Last weekend, my wife and I were in Milton Keynes where we bought a cradle as a present for our new granddaughter. They had only the demo model in the shop, but sold us one to pick up from their store in Cambridge. So yesterday I went into John Lewis with the receipt, to be told by the official that as I couldn’t show the card with which the purchase was made, they needed photo-id. I told him that along with over a million others I’d resisted the previous government’s ID card proposals, the last government had lost the election, and I didn’t carry ID on principle. The response was the usual nonsense: that I should have read the terms and conditions (but when I studied the receipt later it said nothing about ID) and that he was just doing his job (but John Lewis prides itself on being employee-owned, so in theory at least he is a partner in the firm). I won’t be shopping there again anytime soon.
We get harassed more and more by security theatre, by snooping and by bullying. What’s the best way to push back? Why can businesses be so pointlessly annoying?

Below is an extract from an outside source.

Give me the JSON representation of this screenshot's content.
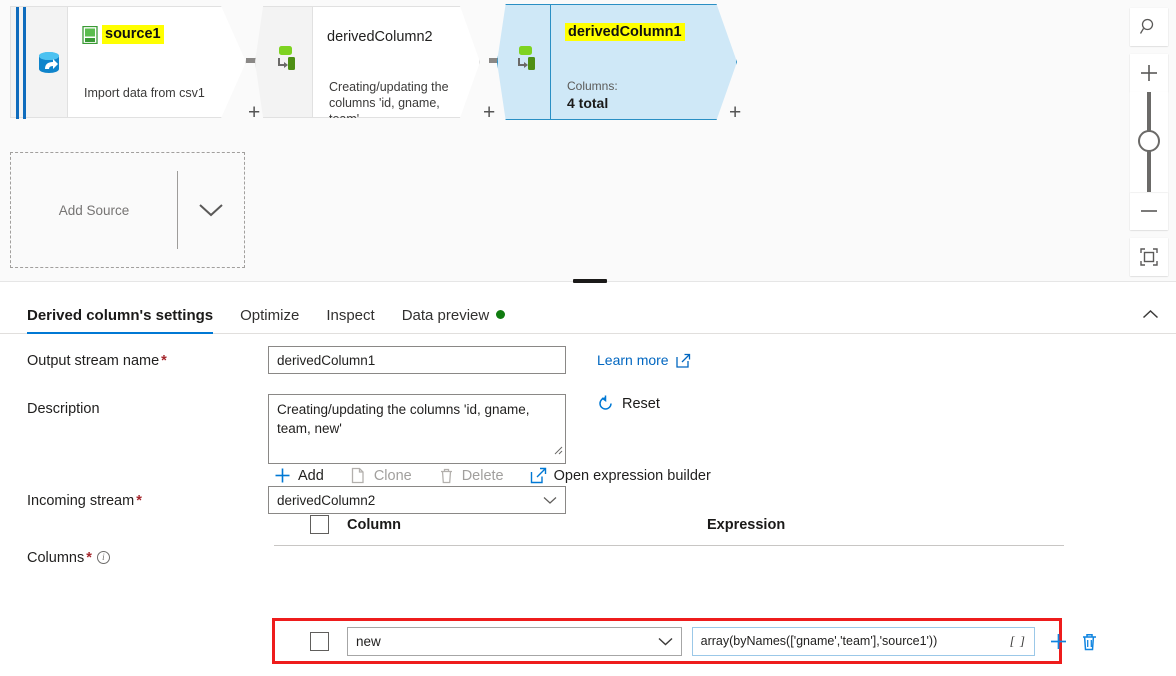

Perhaps John Lewis are consciously pro-Labour given their history as a co-op; but it’s not prudent to advertise that in a three-way marginal like Cambridge, let alone in the leafy southern suburbs where they make most of their money. Or perhaps it’s just incompetence. When my wife phoned later to complain, the customer services people apologised and said we should have been told when we bought the thing that we’d need to show ID. She offered to post the cradle to our daughter, but then rung back later to say they’d lost the order and would need our paperwork. So that’s another 30-mile round-trip to their depot. But if they’re incompetent, why should I trust them enough to buy their food?
I invite the chairman, Charlie Mayfield, to explain by means of a follow-up to this post whether this was policy or cockup. Will he continue to demand photo-id even from customers who have a principled objection? Will he tell us who in the firm imposed this policy, and show us the training material that was prepared to ensure that counter staff would explain it properly to customers?